Mais ici, Nadine Labaki évacue assez rapidement, grâce à une mise en scène immersive et une photographie très réussie, le caractère quelque peu mignonnet et naïf de la démarche. Très vite, elle sort du tribunal pour nous relater, par le (triste) menu, le quotidien miteux et sordide de son jeune héros, interprété par l’époustouflant Zain Al Rafeea, lumière, moteur et révélation du projet.

Souci de véracité… et atterrissage sirupeux

Pour coller au plus près de la réalité qu’elle porte à l’écran, Nadine Labaki a longuement travaillé en amont du premier clap afin de maîtriser, au mieux, les thèmes évoqués : l’enfance maltraitée, les immigrés et travailleurs clandestins, la pauvreté, le racisme, la peur de l’autre… Pendant trois ans, elle a arpenté les quartiers défavorisés, les prisons pour mineurs…

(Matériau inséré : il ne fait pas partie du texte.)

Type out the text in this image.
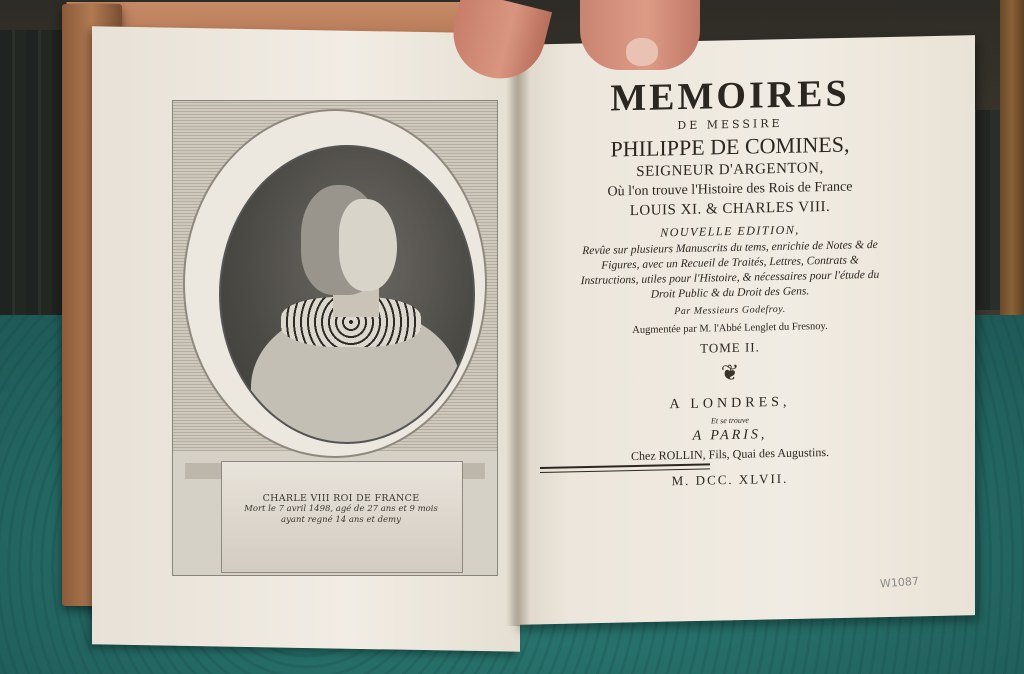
CHARLE VIII ROI DE FRANCE
Mort le 7 avril 1498, agé de 27 ans et 9 mois
ayant regné 14 ans et demy
MEMOIRES
DE MESSIRE
PHILIPPE DE COMINES,
SEIGNEUR D'ARGENTON,
Où l'on trouve l'Histoire des Rois de France
LOUIS XI. & CHARLES VIII.
NOUVELLE EDITION,
Revûe sur plusieurs Manuscrits du tems, enrichie de Notes & de Figures, avec un Recueil de Traités, Lettres, Contrats & Instructions, utiles pour l'Histoire, & nécessaires pour l'étude du Droit Public & du Droit des Gens.
Par Messieurs Godefroy.
Augmentée par M. l'Abbé Lenglet du Fresnoy.
TOME II.
❦
A LONDRES,
Et se trouve
A PARIS,
Chez ROLLIN, Fils, Quai des Augustins.
M. DCC. XLVII.
W1087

L’idée était de ne rien fantasmer, de proposer au spectateur une vision brute de problèmes endémiques. Au total, le tournage a duré six mois et engendré 520 heures de rushes. Et il serait cruel de nier au film son évidente capacité à nous imbiber avec énergie dans la trajectoire tumultueuse de Zain, ce garçon abandonné et recueilli par une domestique éthiopienne sans-papiers ayant un bébé caché dans les bras.

Certains plans sont vraiment magnifiques et les prestations confondantes de naturel des acteurs façonnent de réels coups d’éclat. Il n’empêche que Nadine Labaki finit par être aspirée par une forme de misérabilisme, sursignifiée par la musique envahissante de son époux et producteur Khaled Mouzanar.

Au lieu de demeurer dans une vision nue de son sujet, la cinéaste finit en effet par répondre aux sirènes du mélo, se répétant dans la peinture des personnages et encombrant sa démarche d’un dernier quart d’heure mélodramatique et sirupeux. Lequel dessert sa passionnante mise en place. Pour sa troisième réalisation, Labaki a fait en tout cas le pari de l’audace, du film de la maturité. Elle a écimé la légèreté feutrée de ses précédentes réalisations. Mais elle ne transforme l’essai qu’à moitié.